Inline Skating for Kids: A Parent's Guide

Hello Hello. Stephen @Whataspoon here. In this guide we will dive deep into kids skates and hopefully answer a few questions you may have about skates for children. We have a large range of kids skates in our store and on our website. Let me take you through the selection to give you a better idea, talk about the size ranges and we can also tell you ways of how to start your kids skating journey safely. A big thanks to our Slicks Skate Crew riders, Ilaria and Noah, for the photos.
@ilariadimaio_99 and @skater_noah.

Choosing the Right Inline Skates for Your Child

First of all we need to look at sizing. Luckily, for most cases, it is relatively easy to choose the correct size of skates for your child as most of the kids skates we offer come with adjustable sizing. This can come in two main forms with some having moving parts that allow the skate to get bigger, usually with the click of a button, and with others having removable insoles inside therefore leaving more room inside once removed. These particular skates will come with a size range on the box so you can safely choose the skate that has your child's shoe size on there. If your child is the last size on the range then it may be advised to go up to the next size range or to look at a different brand to see which one suits your kids foot size better. Of course you will want your child to be as close to the smallest size as possible so you can get good use out of the skate.

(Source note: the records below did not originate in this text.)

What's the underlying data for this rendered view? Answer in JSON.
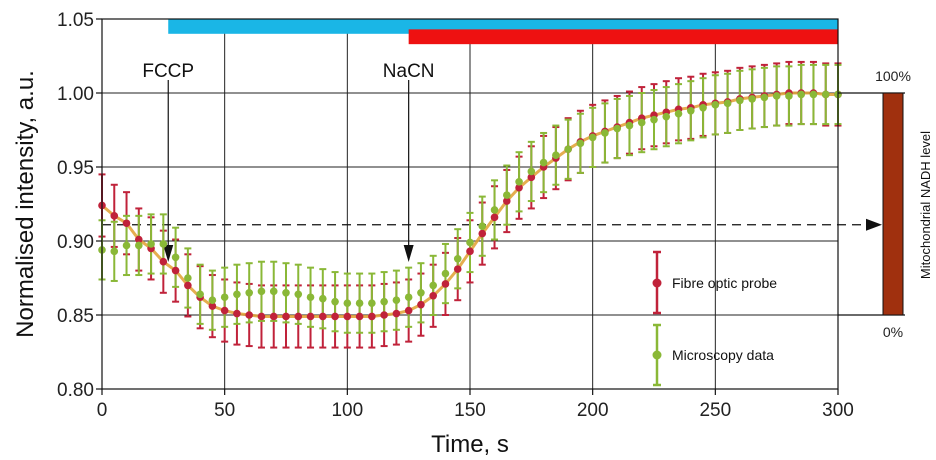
{
  "chart_data": {
    "type": "line",
    "xlabel": "Time, s",
    "ylabel": "Normalised intensity, a.u.",
    "xlim": [
      0,
      300
    ],
    "ylim": [
      0.8,
      1.05
    ],
    "xticks": [
      "0",
      "50",
      "100",
      "150",
      "200",
      "250",
      "300"
    ],
    "yticks": [
      "0.80",
      "0.85",
      "0.90",
      "0.95",
      "1.00",
      "1.05"
    ],
    "grid": true,
    "legend_position": "bottom-right",
    "annotations": [
      {
        "label": "FCCP",
        "x": 27
      },
      {
        "label": "NaCN",
        "x": 125
      }
    ],
    "bars": [
      {
        "color": "#1ab6e6",
        "x_start": 27,
        "x_end": 300,
        "y_start": 1.04,
        "y_end": 1.05
      },
      {
        "color": "#ee1111",
        "x_start": 125,
        "x_end": 300,
        "y_start": 1.033,
        "y_end": 1.043
      }
    ],
    "reference_line": {
      "y": 0.911,
      "style": "dashed"
    },
    "series": [
      {
        "name": "Fibre optic probe",
        "color": "#c0223a",
        "x": [
          0,
          5,
          10,
          15,
          20,
          25,
          30,
          35,
          40,
          45,
          50,
          55,
          60,
          65,
          70,
          75,
          80,
          85,
          90,
          95,
          100,
          105,
          110,
          115,
          120,
          125,
          130,
          135,
          140,
          145,
          150,
          155,
          160,
          165,
          170,
          175,
          180,
          185,
          190,
          195,
          200,
          205,
          210,
          215,
          220,
          225,
          230,
          235,
          240,
          245,
          250,
          255,
          260,
          265,
          270,
          275,
          280,
          285,
          290,
          295,
          300
        ],
        "y": [
          0.924,
          0.917,
          0.912,
          0.901,
          0.895,
          0.886,
          0.88,
          0.87,
          0.862,
          0.856,
          0.853,
          0.851,
          0.85,
          0.849,
          0.849,
          0.849,
          0.849,
          0.849,
          0.849,
          0.849,
          0.849,
          0.849,
          0.849,
          0.85,
          0.851,
          0.853,
          0.857,
          0.863,
          0.871,
          0.881,
          0.893,
          0.905,
          0.916,
          0.927,
          0.936,
          0.943,
          0.95,
          0.956,
          0.962,
          0.967,
          0.971,
          0.974,
          0.977,
          0.98,
          0.983,
          0.985,
          0.987,
          0.989,
          0.99,
          0.992,
          0.993,
          0.994,
          0.996,
          0.997,
          0.998,
          0.999,
          1.0,
          1.0,
          1.0,
          0.999,
          0.999
        ],
        "err": [
          0.021,
          0.021,
          0.021,
          0.021,
          0.021,
          0.021,
          0.021,
          0.021,
          0.021,
          0.021,
          0.021,
          0.021,
          0.021,
          0.021,
          0.021,
          0.021,
          0.021,
          0.021,
          0.021,
          0.021,
          0.021,
          0.021,
          0.021,
          0.021,
          0.021,
          0.021,
          0.021,
          0.021,
          0.021,
          0.021,
          0.021,
          0.021,
          0.021,
          0.021,
          0.021,
          0.021,
          0.021,
          0.021,
          0.021,
          0.021,
          0.021,
          0.021,
          0.021,
          0.021,
          0.021,
          0.021,
          0.021,
          0.021,
          0.021,
          0.021,
          0.021,
          0.021,
          0.021,
          0.021,
          0.021,
          0.021,
          0.021,
          0.021,
          0.021,
          0.021,
          0.021
        ]
      },
      {
        "name": "Microscopy data",
        "color": "#8ab837",
        "x": [
          0,
          5,
          10,
          15,
          20,
          25,
          30,
          35,
          40,
          45,
          50,
          55,
          60,
          65,
          70,
          75,
          80,
          85,
          90,
          95,
          100,
          105,
          110,
          115,
          120,
          125,
          130,
          135,
          140,
          145,
          150,
          155,
          160,
          165,
          170,
          175,
          180,
          185,
          190,
          195,
          200,
          205,
          210,
          215,
          220,
          225,
          230,
          235,
          240,
          245,
          250,
          255,
          260,
          265,
          270,
          275,
          280,
          285,
          290,
          295,
          300
        ],
        "y": [
          0.894,
          0.893,
          0.897,
          0.897,
          0.898,
          0.898,
          0.889,
          0.875,
          0.864,
          0.86,
          0.862,
          0.864,
          0.865,
          0.866,
          0.866,
          0.865,
          0.864,
          0.862,
          0.861,
          0.859,
          0.858,
          0.858,
          0.858,
          0.859,
          0.86,
          0.862,
          0.865,
          0.87,
          0.878,
          0.888,
          0.899,
          0.91,
          0.921,
          0.931,
          0.94,
          0.947,
          0.953,
          0.958,
          0.962,
          0.966,
          0.97,
          0.973,
          0.976,
          0.978,
          0.98,
          0.982,
          0.984,
          0.986,
          0.988,
          0.99,
          0.992,
          0.993,
          0.995,
          0.996,
          0.997,
          0.998,
          0.998,
          0.999,
          0.999,
          0.999,
          0.999
        ],
        "err": [
          0.02,
          0.02,
          0.02,
          0.02,
          0.02,
          0.02,
          0.02,
          0.02,
          0.02,
          0.02,
          0.02,
          0.02,
          0.02,
          0.02,
          0.02,
          0.02,
          0.02,
          0.02,
          0.02,
          0.02,
          0.02,
          0.02,
          0.02,
          0.02,
          0.02,
          0.02,
          0.02,
          0.02,
          0.02,
          0.02,
          0.02,
          0.02,
          0.02,
          0.02,
          0.02,
          0.02,
          0.02,
          0.02,
          0.02,
          0.02,
          0.02,
          0.02,
          0.02,
          0.02,
          0.02,
          0.02,
          0.02,
          0.02,
          0.02,
          0.02,
          0.02,
          0.02,
          0.02,
          0.02,
          0.02,
          0.02,
          0.02,
          0.02,
          0.02,
          0.02,
          0.02
        ]
      }
    ],
    "side_scale": {
      "title": "Mitochondrial NADH level",
      "top_label": "100%",
      "bottom_label": "0%",
      "bar_color": "#a0300e",
      "level": 0.911
    }
  }
}
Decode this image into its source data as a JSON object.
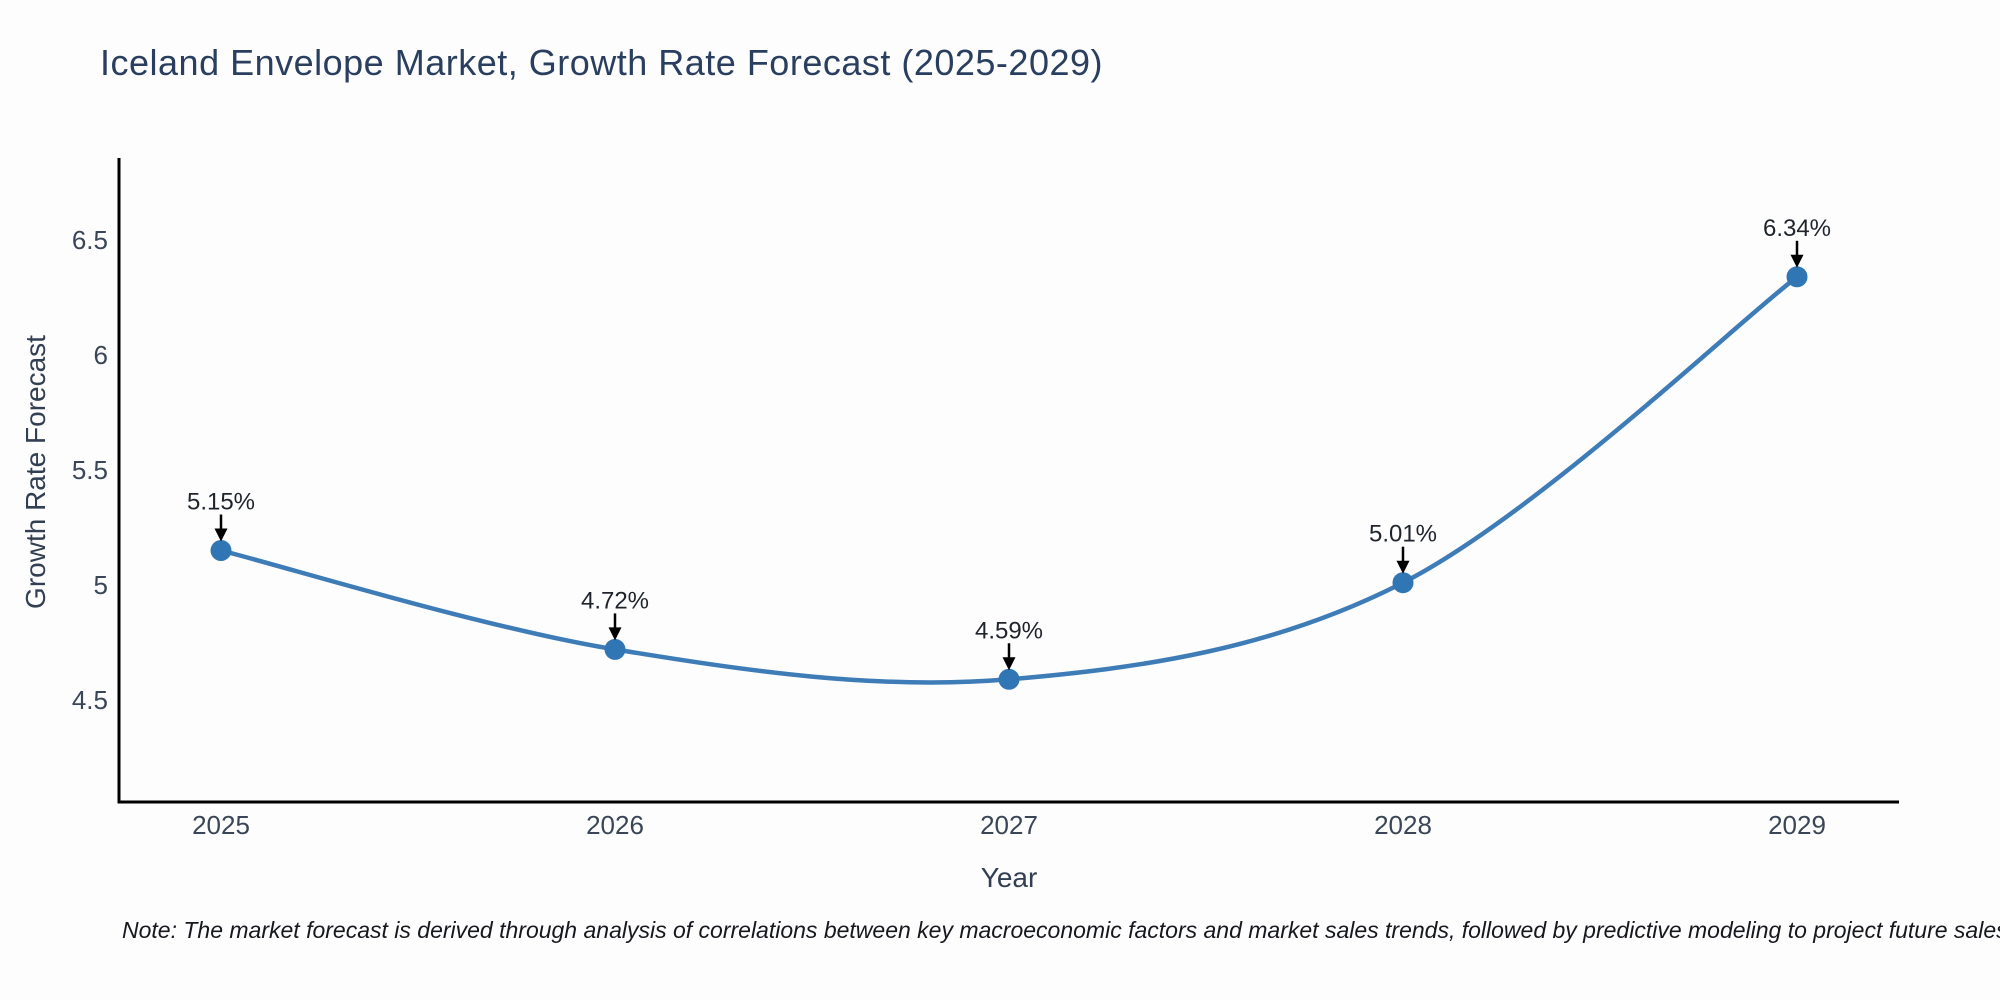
{
  "chart_data": {
    "type": "line",
    "title": "Iceland Envelope Market, Growth Rate Forecast (2025-2029)",
    "xlabel": "Year",
    "ylabel": "Growth Rate Forecast",
    "x": [
      2025,
      2026,
      2027,
      2028,
      2029
    ],
    "series": [
      {
        "name": "Growth Rate Forecast",
        "values": [
          5.15,
          4.72,
          4.59,
          5.01,
          6.34
        ],
        "point_labels": [
          "5.15%",
          "4.72%",
          "4.59%",
          "5.01%",
          "6.34%"
        ]
      }
    ],
    "yticks": [
      4.5,
      5,
      5.5,
      6,
      6.5
    ],
    "ylim": [
      4.05,
      6.9
    ],
    "grid": false,
    "legend": false,
    "line_shape": "spline",
    "annotation_style": "value label above point with black down arrow",
    "colors": {
      "line": "#3e7cb7",
      "marker": "#3176b4",
      "axis": "#000000",
      "title_text": "#2a3f5f",
      "tick_text": "#3a4657",
      "annotation_text": "#1f242c",
      "background": "#fdfdfd"
    },
    "note": "Note: The market forecast is derived through analysis of correlations between key macroeconomic factors and market sales trends, followed by predictive modeling to project future sales"
  }
}
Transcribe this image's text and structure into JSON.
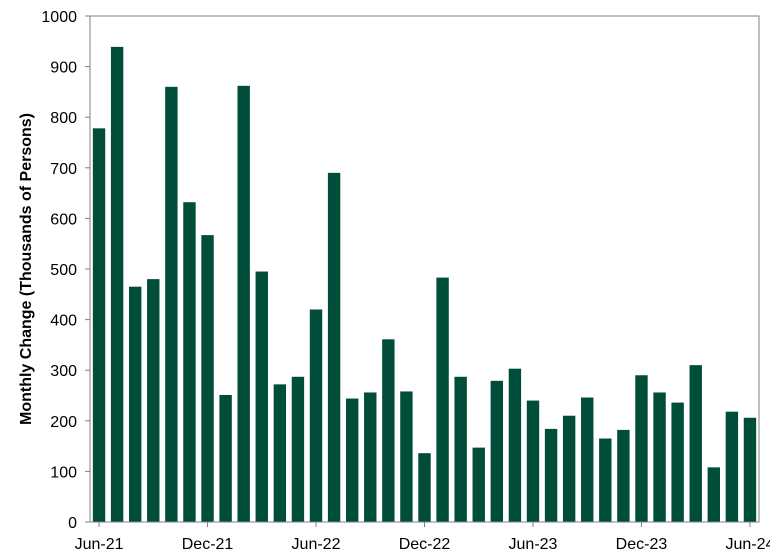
{
  "colors": {
    "bar": "#004d3a",
    "axis": "#808080",
    "text": "#000000",
    "background": "#ffffff"
  },
  "chart_data": {
    "type": "bar",
    "title": "",
    "xlabel": "",
    "ylabel": "Monthly Change (Thousands of Persons)",
    "ylim": [
      0,
      1000
    ],
    "yticks": [
      0,
      100,
      200,
      300,
      400,
      500,
      600,
      700,
      800,
      900,
      1000
    ],
    "xtick_labels": [
      "Jun-21",
      "Dec-21",
      "Jun-22",
      "Dec-22",
      "Jun-23",
      "Dec-23",
      "Jun-24"
    ],
    "grid": false,
    "legend": "none",
    "categories": [
      "Jun-21",
      "Jul-21",
      "Aug-21",
      "Sep-21",
      "Oct-21",
      "Nov-21",
      "Dec-21",
      "Jan-22",
      "Feb-22",
      "Mar-22",
      "Apr-22",
      "May-22",
      "Jun-22",
      "Jul-22",
      "Aug-22",
      "Sep-22",
      "Oct-22",
      "Nov-22",
      "Dec-22",
      "Jan-23",
      "Feb-23",
      "Mar-23",
      "Apr-23",
      "May-23",
      "Jun-23",
      "Jul-23",
      "Aug-23",
      "Sep-23",
      "Oct-23",
      "Nov-23",
      "Dec-23",
      "Jan-24",
      "Feb-24",
      "Mar-24",
      "Apr-24",
      "May-24",
      "Jun-24"
    ],
    "values": [
      778,
      939,
      465,
      480,
      860,
      632,
      567,
      251,
      862,
      495,
      272,
      287,
      420,
      690,
      244,
      256,
      361,
      258,
      136,
      483,
      287,
      147,
      279,
      303,
      240,
      184,
      210,
      246,
      165,
      182,
      290,
      256,
      236,
      310,
      108,
      218,
      206
    ]
  }
}
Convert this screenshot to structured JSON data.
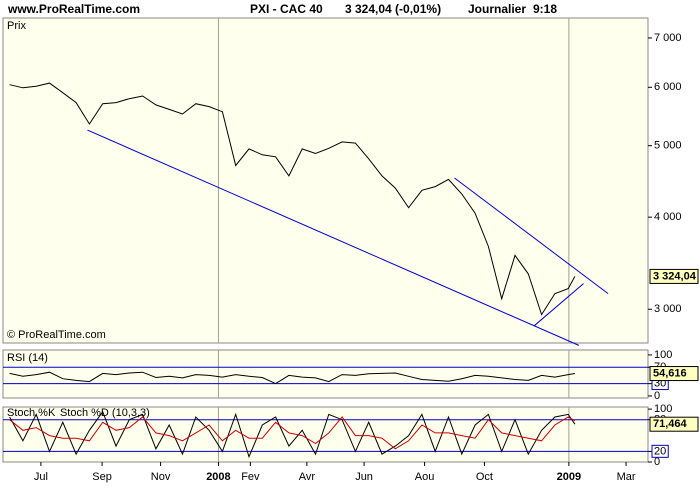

For example the one of the Rollerblade skates that we have for kids comes with the size range 1-4UK then 4-7UK but the K2 option goes from a 13-4UK then 3-7UK. If your child is a size 3UK then it would be advised to go for the K2 3-7UK option instead of the Rollerblade 1-4UK option.

Next we need to look at the materials used. Now this really depends on what type of skating your child will do. If they are small and delicate and want to just simply roll around in the park then a soft comfortable option would be advised. If they are more likely to smack their skates off of walls and jump on top of obstacles then a plastic boot would be a much more durable option.

Another thing to consider would be the level of your child's skating. If they have never skated before then a standard soft skate would be great for them to learn the basics but if they have skated before and already know what they are doing then you may need to consider whether you should choose an adjustable skate or not. If your kid is looking to get into a certain discipline of skating like skatepark or slalom then you might need to purchase some skates that can handle those types of activities. Slalom skates tend to have a rockering in the wheel where the front and back wheels are slightly raised making it easier to perform the types of tricks done in slalom. If your child is looking to get into aggressive skating then you may need to consider an aggressive skate with grind plates on the side so they can perform grind tricks in the skatepark.

Teaching Your Child to Inline Skate

When it comes to teaching kids how to skate, the main objective is to keep them enjoying themselves. As an instructor, whenever I teach kids, I try to motivate them with little objectives instead of simply getting them to skate. Send them to retrieve something or to go to someone instead of just simply telling them to skate. It would also help if they do not need to skate alone. If you can find them a friend, brother/sister or even yourself as a parent to learn alongside them that will certainly keep them motivated.

I would also definitely recommend lessons as instructors can kill bad habits straight away before they even start to avoid a long process. At Slick's we recommend using but there are many great instructors out there who you can use to help kick start your kids skating journey. You may even find clubs that do school holiday camps which can be a great place to take your kids to keep them active outside of school terms.

Safety Tips for Kids' Inline Skating

Get them to wear pads and a helmet. When I was learning to skate I was forced to wear protective gear or else I would not be allowed to use my skates. The pads had to be on first before the skates. This had many benefits like keeping me from hurting myself but also kept me smiling even whilst falling over. Kids are clumsy and will 100% fall over whilst learning so it would be much better for them to land on the pads, laugh, then continue rather than falling, scraping their knees, then coming to you crying. Another thing to keep in mind is the location you are skating. Avoid areas with broken glass or uneven surfaces and stick to smooth flat ground or a roller disco to start. You can even start in a skatepark assuming it's not full of huge ramps or extremely busy with older users. I recommend going at quieter times, learning skatepark etiquette or joining a club who does skatepark classes.

Now it is time for your child to enjoy the magical world of inline skating. I started as a child at the age of 8 in a skatepark with a club. I firmly believe that learning how to fall over and try again on skates worked its way into my brain allowing me to fail and try again in other aspects of life.